By Alexander Germanis

Transportation and logistics make up a major part of most nations’ infrastructures. Whether during times of war or peace, the ability to transport goods and people is paramount to saving or maintaining a civilization.

What happens when part of that system breaks down or simply gets a little clogged? Anyone who has been stuck on the freeway because of an overturned semi truck knows there is usually nothing to do but to wait for the mess to be cleared.

The human body can have similar traffic jams in the lymphatic system and, just like on the road, when the jams occur, the result is not a pleasant one.

Registered Occupational Therapist Julia Rodrick, OTR/L, CLT-LANA, WCC, is an expert in treating problems of the lymphatic system, namely lymphedema.

The lymphatic system makes up a part of the greater immune system, and, like the trucks and trains of a logistical system, it is responsible for trafficking. “It is the process whereby infection-fighting cells can be mobilized to the tissues that require assistance,” says Julia. “In recent years, research has found that the lymphatic system plays a role in AIDS, diabetes, heart disease, rheumatoid arthritis, lupus, and cancer metastasis.”

When the lymphatic system is compromised, Julia adds, the area of the body in which the fault occurs is prone to recurrent infection. This fault can occur as a result of surgery, trauma, or improper development.

The infection can then lead to lymphedema. “A chronic condition,” explains Julia, “lymphedema results from the abnormal accumulation of protein-rich interstitial fluid, which can lead to persistent inflammation and fibrosis of the affected anatomy.”

Anyone who has had a tourniquet applied to an arm or leg or simply trapped the blood flow to a finger will have a simplified idea of what minor inflammation in an extremity can feel like.

Lymph, interstitial fluid in the body, is the carrier of antibodies to different sites in the body. Through a malfunction, removal, or scarring of a lymph node or other lymphatic vessels, the lymph can begin to pool in the affected area. As it is an interstitial fluid and not yet in the blood stream, it pools in surrounding tissue and has no way out except through direct drainage of the fluid from the body.

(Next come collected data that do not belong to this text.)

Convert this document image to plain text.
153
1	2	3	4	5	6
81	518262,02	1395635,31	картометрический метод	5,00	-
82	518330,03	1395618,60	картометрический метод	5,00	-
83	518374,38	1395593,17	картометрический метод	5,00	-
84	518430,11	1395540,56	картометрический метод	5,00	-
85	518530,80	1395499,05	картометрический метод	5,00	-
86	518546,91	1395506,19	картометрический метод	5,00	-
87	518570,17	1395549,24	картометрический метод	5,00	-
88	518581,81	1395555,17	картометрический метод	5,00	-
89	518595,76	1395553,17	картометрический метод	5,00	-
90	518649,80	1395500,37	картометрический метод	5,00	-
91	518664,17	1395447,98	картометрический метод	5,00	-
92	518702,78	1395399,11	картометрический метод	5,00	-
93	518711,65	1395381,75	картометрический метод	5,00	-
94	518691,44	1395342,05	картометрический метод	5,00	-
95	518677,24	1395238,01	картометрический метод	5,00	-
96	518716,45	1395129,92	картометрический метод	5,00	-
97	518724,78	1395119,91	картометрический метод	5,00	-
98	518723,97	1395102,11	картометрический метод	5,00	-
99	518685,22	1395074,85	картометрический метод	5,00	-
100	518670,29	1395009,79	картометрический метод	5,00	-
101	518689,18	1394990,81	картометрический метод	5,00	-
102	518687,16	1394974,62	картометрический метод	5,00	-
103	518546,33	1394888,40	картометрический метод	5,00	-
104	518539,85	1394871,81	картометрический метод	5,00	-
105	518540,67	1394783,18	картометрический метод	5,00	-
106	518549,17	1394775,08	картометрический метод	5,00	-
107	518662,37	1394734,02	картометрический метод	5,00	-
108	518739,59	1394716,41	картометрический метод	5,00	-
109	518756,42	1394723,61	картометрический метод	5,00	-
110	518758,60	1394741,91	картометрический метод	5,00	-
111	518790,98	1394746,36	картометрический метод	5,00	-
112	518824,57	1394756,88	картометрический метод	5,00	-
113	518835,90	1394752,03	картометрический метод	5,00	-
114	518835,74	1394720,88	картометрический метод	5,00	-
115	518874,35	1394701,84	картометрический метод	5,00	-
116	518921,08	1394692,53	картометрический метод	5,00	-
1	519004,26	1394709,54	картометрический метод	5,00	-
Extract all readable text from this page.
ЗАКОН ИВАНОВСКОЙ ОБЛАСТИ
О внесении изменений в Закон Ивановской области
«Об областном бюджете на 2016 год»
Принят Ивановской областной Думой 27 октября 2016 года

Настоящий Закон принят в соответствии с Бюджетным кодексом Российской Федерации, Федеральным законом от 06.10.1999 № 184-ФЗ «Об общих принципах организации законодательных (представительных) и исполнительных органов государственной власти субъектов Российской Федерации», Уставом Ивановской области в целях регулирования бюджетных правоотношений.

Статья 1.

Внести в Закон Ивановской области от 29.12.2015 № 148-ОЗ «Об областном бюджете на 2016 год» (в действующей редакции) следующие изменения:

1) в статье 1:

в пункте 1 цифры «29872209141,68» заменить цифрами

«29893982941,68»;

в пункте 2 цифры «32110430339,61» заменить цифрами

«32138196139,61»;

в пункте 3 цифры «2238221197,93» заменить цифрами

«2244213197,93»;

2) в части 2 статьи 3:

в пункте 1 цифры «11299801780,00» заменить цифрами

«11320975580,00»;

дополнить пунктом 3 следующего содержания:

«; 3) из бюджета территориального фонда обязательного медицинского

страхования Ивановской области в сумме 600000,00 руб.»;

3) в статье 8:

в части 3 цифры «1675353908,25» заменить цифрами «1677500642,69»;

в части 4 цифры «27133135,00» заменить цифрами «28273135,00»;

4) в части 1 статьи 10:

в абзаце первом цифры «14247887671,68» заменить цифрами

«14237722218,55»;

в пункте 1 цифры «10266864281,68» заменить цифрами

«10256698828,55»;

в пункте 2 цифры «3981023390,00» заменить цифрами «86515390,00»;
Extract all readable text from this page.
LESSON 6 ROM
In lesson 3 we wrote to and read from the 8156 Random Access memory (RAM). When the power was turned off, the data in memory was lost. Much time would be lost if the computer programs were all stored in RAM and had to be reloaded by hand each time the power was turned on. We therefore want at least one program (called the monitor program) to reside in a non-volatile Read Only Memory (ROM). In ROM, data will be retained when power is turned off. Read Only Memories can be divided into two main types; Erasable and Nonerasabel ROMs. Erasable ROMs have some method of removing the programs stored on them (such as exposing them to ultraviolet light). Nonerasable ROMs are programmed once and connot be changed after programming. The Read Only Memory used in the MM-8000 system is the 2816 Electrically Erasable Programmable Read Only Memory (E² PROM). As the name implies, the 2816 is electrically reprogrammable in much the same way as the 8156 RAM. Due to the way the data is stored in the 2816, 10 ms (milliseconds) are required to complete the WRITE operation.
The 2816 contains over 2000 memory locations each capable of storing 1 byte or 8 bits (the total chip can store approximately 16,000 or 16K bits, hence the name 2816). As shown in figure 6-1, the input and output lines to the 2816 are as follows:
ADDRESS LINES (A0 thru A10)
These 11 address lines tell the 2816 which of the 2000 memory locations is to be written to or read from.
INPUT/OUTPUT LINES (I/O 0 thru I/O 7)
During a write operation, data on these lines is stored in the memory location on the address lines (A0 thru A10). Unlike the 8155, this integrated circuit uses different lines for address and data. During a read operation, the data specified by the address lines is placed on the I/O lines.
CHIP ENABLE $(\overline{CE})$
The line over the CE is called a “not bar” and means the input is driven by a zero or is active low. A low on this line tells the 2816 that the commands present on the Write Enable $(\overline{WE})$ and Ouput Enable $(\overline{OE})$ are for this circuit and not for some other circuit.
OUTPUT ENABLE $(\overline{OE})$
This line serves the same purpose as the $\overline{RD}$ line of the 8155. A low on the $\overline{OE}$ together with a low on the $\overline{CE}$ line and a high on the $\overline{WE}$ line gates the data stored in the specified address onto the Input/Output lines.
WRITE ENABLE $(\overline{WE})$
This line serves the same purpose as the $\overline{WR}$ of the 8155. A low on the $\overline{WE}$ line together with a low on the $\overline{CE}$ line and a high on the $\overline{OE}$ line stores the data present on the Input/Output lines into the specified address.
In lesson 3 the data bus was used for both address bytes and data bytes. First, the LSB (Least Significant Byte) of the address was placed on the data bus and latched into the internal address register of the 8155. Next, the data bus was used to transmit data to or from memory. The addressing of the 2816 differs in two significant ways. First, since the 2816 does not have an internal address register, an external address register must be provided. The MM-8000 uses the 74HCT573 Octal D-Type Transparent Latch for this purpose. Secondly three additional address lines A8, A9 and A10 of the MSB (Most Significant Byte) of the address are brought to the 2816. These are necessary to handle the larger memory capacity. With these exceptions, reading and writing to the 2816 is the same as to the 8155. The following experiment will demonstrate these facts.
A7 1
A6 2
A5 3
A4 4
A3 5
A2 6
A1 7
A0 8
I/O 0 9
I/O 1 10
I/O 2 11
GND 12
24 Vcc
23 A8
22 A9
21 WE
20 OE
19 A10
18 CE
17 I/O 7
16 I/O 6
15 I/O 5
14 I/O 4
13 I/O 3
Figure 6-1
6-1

“Lymphedema presents most commonly in the arm or leg,” says Julia, “but it also may occur in other parts of the body including the breast or trunk, head and neck, or genitals. I’ve also treated the face, ears, and the tongue. Because the lymphatic system is a network of vessels, node clusters, and tissue, lymphedema can develop anatomically.”

Lymphedema presents itself in two main categories: primary and secondary. Primary lymphedema is a congenital or hereditary form of the condition due to either a deformity of a lymph node, an aplastic lymph node — one that never formed fully or at all — or both. “Primary lymphedema can present at birth, shortly after, or it can manifest around puberty,” Julia points out. The most common form is called lymphedema praecox and tends to manifest mainly in the lower extremities of pubescent girls.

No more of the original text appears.